Para kyai besar pendiri pesantren di Jawa Timur dan Jawa Tengah banyak bersanad kepada para tokoh hasil gemblengan Syekh Abdul Mursyad.
Ulama dan para auliya’ memiliki peranan yang sangat signifikan dalam proses dakwah Islam di berbagai wilayah, termasuk sudut-sudut daerah di tanah Jawa. Peran para wali dan ulama seperti tokoh Walisongo beserta keturunan dan santri-santrinya telah memegang kendali yang sangat vital dalam laju tumbuh dakwah Islam di tanah Jawa. Begitu penting peran ulama dan para wali, Rasulullah SAW pernah bersabda, “Para ulama adalah pewaris para Nabi terdahulu”.
Di tanah Kediri, tepatnya di Komplek Pemakaman Setonolandean, kurang lebih 5 KM dari desa Mrican-Kota Madya Kediri-Jawa Timur, terdapat makam waliyullah dan penyebar Islam di wilayah Kediri dan sekitarnya: Syekh Abdul Mursyad. Beliau, menurut keterangan dari silsilah yang diterbitkan oleh Yayasan Kemanusiaan pimpinan Abu Mansur, dari garis ayah masih memiliki garis keturunan dengan Raden Patah-Demak. Beliau juga adalah salah satu dari putera Pangeran Demang II-Ngadiluwih. Kakeknya dikenal sebagai Pangeran Jalu alias Pangeran Demang I Setonogedong.
Kalau dirunut ke atas, silsislah Syekh Mursyad, menurut versi ini, adalah buyut dari Raden Panembahan Wirasmoro-Setonogedong, putera Sunan Prawoto, putera Sultan Trenggana, putera Raden Patah-Demak. Tanggal pasti masa hidupnya belum bisa diketahui secara meyakinkan, namun kemungkinan besar pada masa antara Demak akhir atau abad ke XV- XVI.
Versi lain mengenai garis keturunan Syekh Mursyad menjelaskan bahwa silsilah beliau berujung bukan kepada keturunan Kerajaan Demak, tetapi pada kerajaan Mataram Islam. Berdasarkan tulisan KH. Busrol Karim A Mughni (2012), Syekh Mursyad adalah keturunan dari Panembahan Senapati, pendiri Kesultanan Mataram.
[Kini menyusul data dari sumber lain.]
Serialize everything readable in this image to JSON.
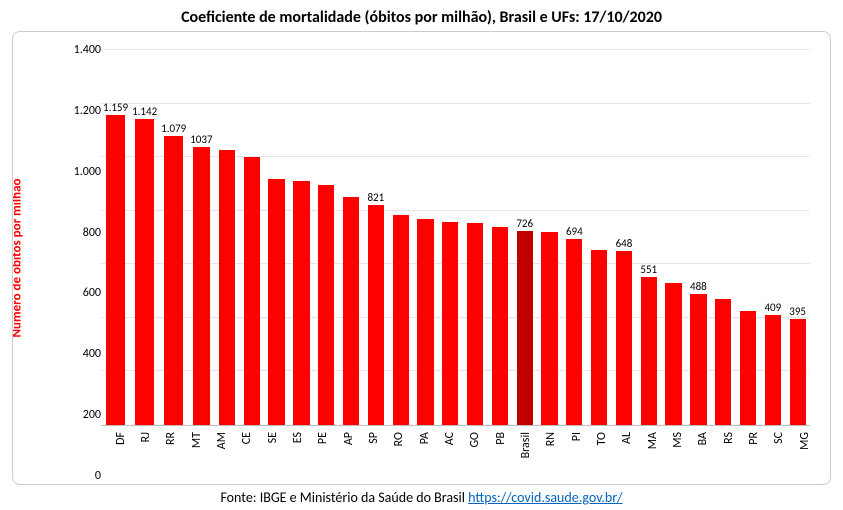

Dua versi yang berbeda mengenai silsilah Syekh Abdul Mursyad tersebut disebabkan memang minimnya sumber tertulis dan bukti fisik guna melacak kepastian garis keturunan dari beliau. Tetapi secara garis besar, kemungkinan silsilah dari Syekh Abdul Mursyad dapat disimpulkan pada dua versi tersebut. Guna memastikan kepastian kebenaran dari salah-satunya, perlu diadakan penelitian lebih lanjut.
Selain silsilah, ada hal yang menarik yang berkaitan dengan makam Syekh Mursyad, berdasarkan tulisan dari Sigit Widiatmoko dan Alfian Fahmi, “Islamisasi di Kediri: Tokoh dan Strategi Islamisasi.” Makam beliau sebelumnya berada di kawasan pabrik gula Merican. Artinya, makam Syekh Mursyad yang berada di Setonolandean merupakan hasil pemindahan dari lokasi pabrik gula Merican.
Bahkan hingga sekarang, pada bekas makam yang terletak di bawah cerobong asap pabrik gula tersebut masih tersisa sebuah bangunan kecil yang masih dijaga keberadaanya hingga kini; bangunan kecil ini sekaligus sebagai tanda bekas lokasi makam Syekh Abdul Mursyad yang pertama. Pemindahan makam Syekh Mursyad tersebut dipicu adanya proyek pembangunan oleh kanal pabrik gula Merican pada sekitar tahun 1900-an.
Dalam hal strategi dakwah Islam, Syekh Abdul Mursyad menggunakan dua jalur, yakni jalur pendidikan dan jalur kesenian. Jalur pendidikan di sini diartikan bahwa semasa hidup Syekh Mursyad pernah merintis dan mendirikan sebuah perguruan atau padepokan untuk mengajarkan ilmu agama dan ilmu kanuragan. Berawal dari padepokan tersebut, muncullah tokoh-tokoh kunci penyebar agama Islam di berbagai wilayah tanah Jawa yang muncul dari proses pendidikan Islam yang beliau rintis.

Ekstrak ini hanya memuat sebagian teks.